Momento de “inflexão” pressionado por queda nos juros, elevou expectativas dos investidores

A notícia de que a reforma da previdência deve trazer bons frutos ao mercado imobiliário animou os integrantes do setor, que andavam preocupados com a reação da liberação do FGTS, que declinaram as ações do setor imobiliário em julho.

Essa preocupação se espalhou, porque os recursos do fundo são essenciais principalmente para vendas dentro do programa Minha Casa Minha Vida, cuja única fonte de financiamento para construtoras é o próprio FGTS, fator que afetou a Construção Civil.

No entanto, com a aprovação da reforma da previdência, aliada a injeção de recursos na economia e a possível queda dos juros do financiamento imobiliário, o cenário deve se estabilizar nos próximos meses.
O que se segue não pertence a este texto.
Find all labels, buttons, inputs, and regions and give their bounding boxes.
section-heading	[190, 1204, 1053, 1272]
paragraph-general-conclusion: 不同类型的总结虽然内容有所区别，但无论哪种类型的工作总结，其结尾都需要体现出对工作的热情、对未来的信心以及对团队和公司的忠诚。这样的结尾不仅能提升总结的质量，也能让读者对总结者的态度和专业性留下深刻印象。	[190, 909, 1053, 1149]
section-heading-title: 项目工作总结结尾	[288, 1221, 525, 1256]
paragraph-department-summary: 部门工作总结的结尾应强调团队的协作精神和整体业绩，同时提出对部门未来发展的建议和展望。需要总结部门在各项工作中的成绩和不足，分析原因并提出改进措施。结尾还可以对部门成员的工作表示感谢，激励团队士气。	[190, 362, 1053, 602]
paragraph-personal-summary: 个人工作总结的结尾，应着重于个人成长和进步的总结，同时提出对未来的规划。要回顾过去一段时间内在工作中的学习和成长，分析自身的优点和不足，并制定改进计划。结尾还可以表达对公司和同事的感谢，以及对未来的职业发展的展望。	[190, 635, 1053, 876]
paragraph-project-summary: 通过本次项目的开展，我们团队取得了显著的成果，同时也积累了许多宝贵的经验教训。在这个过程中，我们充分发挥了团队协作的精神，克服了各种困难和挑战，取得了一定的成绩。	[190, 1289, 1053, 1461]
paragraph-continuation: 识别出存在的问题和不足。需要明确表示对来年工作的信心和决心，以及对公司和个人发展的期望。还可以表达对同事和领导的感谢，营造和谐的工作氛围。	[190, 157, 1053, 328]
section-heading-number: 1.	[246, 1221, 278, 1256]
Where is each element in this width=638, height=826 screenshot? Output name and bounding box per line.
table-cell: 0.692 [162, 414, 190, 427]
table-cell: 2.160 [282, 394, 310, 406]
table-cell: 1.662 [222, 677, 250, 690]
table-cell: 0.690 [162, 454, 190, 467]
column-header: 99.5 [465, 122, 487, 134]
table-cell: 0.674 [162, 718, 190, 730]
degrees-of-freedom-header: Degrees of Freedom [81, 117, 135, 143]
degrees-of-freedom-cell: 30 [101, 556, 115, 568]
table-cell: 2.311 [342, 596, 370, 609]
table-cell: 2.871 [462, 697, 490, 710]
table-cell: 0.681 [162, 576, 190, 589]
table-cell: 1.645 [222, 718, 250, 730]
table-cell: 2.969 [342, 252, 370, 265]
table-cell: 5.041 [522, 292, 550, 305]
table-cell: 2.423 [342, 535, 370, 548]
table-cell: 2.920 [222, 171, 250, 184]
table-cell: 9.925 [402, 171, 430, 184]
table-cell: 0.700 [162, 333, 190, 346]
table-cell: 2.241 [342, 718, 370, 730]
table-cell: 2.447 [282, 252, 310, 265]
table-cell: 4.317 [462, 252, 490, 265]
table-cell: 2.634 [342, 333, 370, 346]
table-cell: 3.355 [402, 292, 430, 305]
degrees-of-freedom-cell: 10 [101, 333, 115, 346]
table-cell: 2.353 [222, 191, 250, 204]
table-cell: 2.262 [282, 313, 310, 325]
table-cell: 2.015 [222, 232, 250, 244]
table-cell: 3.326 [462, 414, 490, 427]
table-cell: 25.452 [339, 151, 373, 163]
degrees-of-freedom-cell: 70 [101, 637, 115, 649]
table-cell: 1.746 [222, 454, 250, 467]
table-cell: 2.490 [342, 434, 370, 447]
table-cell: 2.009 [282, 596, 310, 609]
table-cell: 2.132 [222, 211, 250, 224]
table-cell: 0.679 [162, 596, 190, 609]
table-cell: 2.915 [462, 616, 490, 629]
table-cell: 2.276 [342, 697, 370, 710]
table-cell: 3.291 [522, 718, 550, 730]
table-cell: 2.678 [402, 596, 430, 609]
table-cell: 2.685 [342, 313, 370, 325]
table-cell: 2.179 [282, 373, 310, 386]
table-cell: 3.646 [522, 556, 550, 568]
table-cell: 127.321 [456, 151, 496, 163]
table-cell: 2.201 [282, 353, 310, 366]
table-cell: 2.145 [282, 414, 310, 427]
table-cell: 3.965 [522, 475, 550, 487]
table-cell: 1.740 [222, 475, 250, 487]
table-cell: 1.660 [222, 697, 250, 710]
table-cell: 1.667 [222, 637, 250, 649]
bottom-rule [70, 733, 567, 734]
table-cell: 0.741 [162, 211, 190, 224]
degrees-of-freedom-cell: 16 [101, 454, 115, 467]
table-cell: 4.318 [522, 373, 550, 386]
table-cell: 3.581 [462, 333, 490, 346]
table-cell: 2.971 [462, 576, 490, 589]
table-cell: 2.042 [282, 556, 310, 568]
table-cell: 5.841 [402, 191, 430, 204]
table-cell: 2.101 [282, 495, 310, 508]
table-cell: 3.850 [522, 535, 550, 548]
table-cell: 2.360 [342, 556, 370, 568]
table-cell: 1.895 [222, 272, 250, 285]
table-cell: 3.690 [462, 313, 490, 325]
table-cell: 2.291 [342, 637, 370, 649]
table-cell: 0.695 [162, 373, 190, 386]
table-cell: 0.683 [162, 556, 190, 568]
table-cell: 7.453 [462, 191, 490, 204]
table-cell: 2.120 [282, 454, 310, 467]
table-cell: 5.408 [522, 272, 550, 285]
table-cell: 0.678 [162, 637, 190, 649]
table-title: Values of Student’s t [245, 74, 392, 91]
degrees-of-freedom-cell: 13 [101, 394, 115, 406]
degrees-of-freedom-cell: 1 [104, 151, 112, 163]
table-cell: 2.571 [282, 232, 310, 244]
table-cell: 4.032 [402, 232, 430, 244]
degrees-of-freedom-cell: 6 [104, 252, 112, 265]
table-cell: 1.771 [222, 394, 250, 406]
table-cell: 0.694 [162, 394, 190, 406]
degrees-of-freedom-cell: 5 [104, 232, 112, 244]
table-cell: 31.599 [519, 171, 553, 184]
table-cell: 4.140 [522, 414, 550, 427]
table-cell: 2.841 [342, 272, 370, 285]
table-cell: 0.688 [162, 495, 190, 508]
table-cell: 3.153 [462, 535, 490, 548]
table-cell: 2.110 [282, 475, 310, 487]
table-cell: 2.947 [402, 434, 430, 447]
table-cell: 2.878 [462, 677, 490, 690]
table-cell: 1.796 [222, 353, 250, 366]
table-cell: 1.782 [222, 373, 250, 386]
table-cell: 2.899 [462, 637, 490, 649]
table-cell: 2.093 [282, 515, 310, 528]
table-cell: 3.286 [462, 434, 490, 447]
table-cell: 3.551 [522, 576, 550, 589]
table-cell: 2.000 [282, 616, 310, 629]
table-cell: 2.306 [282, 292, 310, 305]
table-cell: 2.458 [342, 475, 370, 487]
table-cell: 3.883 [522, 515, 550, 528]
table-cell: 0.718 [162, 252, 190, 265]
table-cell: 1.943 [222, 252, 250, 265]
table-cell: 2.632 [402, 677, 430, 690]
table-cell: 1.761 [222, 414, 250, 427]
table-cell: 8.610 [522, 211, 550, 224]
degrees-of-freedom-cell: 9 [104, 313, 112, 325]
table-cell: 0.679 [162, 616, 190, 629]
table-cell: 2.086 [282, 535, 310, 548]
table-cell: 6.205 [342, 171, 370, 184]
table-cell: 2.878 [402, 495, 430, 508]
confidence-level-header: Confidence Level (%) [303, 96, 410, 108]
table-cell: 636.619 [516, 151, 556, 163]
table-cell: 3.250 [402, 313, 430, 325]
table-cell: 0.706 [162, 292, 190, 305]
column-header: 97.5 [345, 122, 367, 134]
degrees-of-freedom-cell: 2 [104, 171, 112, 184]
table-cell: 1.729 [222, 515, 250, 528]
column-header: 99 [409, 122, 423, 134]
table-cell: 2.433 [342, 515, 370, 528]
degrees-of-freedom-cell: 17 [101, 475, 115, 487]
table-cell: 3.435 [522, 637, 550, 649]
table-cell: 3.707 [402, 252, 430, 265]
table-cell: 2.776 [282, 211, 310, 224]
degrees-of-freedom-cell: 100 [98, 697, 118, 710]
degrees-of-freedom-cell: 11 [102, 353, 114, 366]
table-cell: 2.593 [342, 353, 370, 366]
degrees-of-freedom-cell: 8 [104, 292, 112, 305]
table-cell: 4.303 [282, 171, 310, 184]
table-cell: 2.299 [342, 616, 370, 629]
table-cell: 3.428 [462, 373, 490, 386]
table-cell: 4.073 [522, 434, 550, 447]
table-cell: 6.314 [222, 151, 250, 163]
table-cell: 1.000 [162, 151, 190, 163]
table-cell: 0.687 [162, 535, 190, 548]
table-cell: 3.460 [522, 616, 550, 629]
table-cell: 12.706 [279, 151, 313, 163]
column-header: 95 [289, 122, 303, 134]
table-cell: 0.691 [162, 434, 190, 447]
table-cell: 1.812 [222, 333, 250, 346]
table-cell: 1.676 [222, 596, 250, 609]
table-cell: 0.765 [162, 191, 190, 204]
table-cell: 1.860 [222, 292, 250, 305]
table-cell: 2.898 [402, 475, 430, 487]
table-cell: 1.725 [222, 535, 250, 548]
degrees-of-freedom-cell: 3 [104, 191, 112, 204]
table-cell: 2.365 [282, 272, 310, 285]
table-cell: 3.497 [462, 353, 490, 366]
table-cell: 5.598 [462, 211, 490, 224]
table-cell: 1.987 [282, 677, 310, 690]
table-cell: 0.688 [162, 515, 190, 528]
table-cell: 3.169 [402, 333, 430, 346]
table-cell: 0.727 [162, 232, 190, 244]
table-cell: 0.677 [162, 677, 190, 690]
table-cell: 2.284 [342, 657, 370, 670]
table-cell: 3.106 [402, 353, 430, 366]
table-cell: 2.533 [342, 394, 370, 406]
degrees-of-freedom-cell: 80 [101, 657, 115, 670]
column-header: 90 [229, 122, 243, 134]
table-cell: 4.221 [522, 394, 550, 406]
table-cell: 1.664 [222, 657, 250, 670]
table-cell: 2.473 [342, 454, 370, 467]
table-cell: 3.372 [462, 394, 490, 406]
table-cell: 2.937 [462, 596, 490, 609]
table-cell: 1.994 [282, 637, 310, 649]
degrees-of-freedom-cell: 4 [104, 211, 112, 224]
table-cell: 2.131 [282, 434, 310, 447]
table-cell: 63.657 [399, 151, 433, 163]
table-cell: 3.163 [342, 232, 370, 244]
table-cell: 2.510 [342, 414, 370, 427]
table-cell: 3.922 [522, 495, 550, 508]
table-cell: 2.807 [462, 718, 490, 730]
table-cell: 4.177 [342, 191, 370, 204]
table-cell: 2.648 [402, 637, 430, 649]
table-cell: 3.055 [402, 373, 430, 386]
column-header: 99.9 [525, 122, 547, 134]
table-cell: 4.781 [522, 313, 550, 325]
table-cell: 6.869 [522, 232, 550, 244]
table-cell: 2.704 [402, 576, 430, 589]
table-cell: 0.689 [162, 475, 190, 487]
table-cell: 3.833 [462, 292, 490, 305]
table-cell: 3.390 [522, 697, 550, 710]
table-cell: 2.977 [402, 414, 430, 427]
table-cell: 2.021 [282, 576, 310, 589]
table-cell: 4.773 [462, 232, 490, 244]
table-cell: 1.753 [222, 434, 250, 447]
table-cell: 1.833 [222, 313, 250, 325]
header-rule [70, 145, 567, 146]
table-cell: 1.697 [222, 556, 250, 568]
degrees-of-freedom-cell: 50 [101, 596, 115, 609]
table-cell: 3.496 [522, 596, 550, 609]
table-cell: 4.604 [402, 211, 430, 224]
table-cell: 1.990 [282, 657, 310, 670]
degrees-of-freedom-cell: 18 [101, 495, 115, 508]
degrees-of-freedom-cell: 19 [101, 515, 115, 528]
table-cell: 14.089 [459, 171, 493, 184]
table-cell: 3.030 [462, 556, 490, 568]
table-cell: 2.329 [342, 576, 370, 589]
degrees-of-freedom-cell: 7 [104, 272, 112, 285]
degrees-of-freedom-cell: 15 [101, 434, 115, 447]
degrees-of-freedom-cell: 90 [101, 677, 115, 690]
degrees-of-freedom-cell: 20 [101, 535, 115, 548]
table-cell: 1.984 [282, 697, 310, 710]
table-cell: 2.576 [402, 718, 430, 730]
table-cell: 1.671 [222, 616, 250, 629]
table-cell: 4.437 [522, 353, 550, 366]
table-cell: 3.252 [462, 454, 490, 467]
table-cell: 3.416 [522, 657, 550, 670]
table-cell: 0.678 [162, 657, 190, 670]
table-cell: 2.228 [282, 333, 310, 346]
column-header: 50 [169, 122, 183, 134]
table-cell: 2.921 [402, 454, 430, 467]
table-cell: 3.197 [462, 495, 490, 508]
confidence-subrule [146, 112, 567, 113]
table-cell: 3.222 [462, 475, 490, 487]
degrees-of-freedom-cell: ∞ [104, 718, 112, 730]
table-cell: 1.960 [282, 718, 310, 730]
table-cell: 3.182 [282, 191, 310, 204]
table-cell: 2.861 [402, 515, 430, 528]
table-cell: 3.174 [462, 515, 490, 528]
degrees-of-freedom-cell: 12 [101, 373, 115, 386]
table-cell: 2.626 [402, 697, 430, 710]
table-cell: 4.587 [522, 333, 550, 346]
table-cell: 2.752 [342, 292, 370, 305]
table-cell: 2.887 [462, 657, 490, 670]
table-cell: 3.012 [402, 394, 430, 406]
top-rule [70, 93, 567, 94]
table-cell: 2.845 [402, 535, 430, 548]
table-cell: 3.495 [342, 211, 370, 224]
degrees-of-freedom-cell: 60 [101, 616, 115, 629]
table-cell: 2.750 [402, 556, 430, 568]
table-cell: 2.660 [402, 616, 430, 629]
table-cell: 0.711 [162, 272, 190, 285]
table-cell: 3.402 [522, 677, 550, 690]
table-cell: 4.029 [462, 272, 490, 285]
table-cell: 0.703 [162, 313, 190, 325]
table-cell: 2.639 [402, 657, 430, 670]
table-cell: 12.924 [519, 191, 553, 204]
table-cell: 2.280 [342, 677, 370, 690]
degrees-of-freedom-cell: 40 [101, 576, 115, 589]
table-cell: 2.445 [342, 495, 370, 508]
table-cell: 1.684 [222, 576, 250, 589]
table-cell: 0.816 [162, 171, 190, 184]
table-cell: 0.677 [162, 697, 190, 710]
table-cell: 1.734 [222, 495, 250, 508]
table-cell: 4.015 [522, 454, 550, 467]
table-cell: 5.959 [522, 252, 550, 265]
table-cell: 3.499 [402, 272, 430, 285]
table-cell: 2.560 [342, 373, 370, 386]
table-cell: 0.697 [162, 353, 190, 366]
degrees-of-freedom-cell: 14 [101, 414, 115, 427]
Com a aprovação no primeiro turno da reforma da previdência na Câmara Federal, o índice caiu para 3,5%. Se forem somados os 3,5% de inflação projetada, os juros na ordem de 7,5% abrem a possibilidade de ampliação do financiamento imobiliário.

As construtoras enxergam este momento como uma grande oportunidade de crescimento aproveitando o momento para trabalhar de forma mais assertiva no mercado imobiliário. Poderão inclusive aproveitar o apoio dos bancos para oferecer melhores condições aos interessados em adquirir um novo imóvel.

Pegando “carona”, o segmento de alto padrão também terá resultados positivos, isso porque, os bancos vão emprestar volumes consideráveis, com prazos de até 30 anos de financiamento.

Melhor explicando, não é a reforma da previdência em si que faz o mercado aquecer, mas isso traz o aumento da confiança do investidor externo em relação a solvência das contas públicas, logo, quem tem interesse de investir na construção civil, esse é um bom momento.

Por conta disso, construtoras já estão aproveitando a oportunidade oferecendo descontos e vantagens para concretizar a venda de imóveis. Algumas estratégias incluem documentação e registro grátis, descontos de até 20% no pagamento à vista e até armários de brinde, como vem ocorrendo na grande São Paulo, por exemplo.

A retomada já era aguardada desde o início do ano, isso porque o mercado de imóveis brasileiro desacelerou durante o período de crise. Devido a isso vivemos um período de diminuição das companhias, de redução de custos para só então, hoje, haver uma preparação para a retomada.

Isso não é novidade, visto que o mercado imobiliário historicamente tem grandes curvas, e entendemos que estamos agora em um momento de inflexão. Os estoques estão sendo absorvidos, o crédito está voltando, e os juros estão muito baixos.

  • Nilton Silva

    O mercado reagiu positivamente, fazendo projetos que antes eram dúvidas serem lançados e superando as espectativas de vendas.
    Taxas de juros atrativas, aliada ao crescimento mesmo tímido, nos dá um norte a seguir, acreditamos ser o melhor momento pós crise.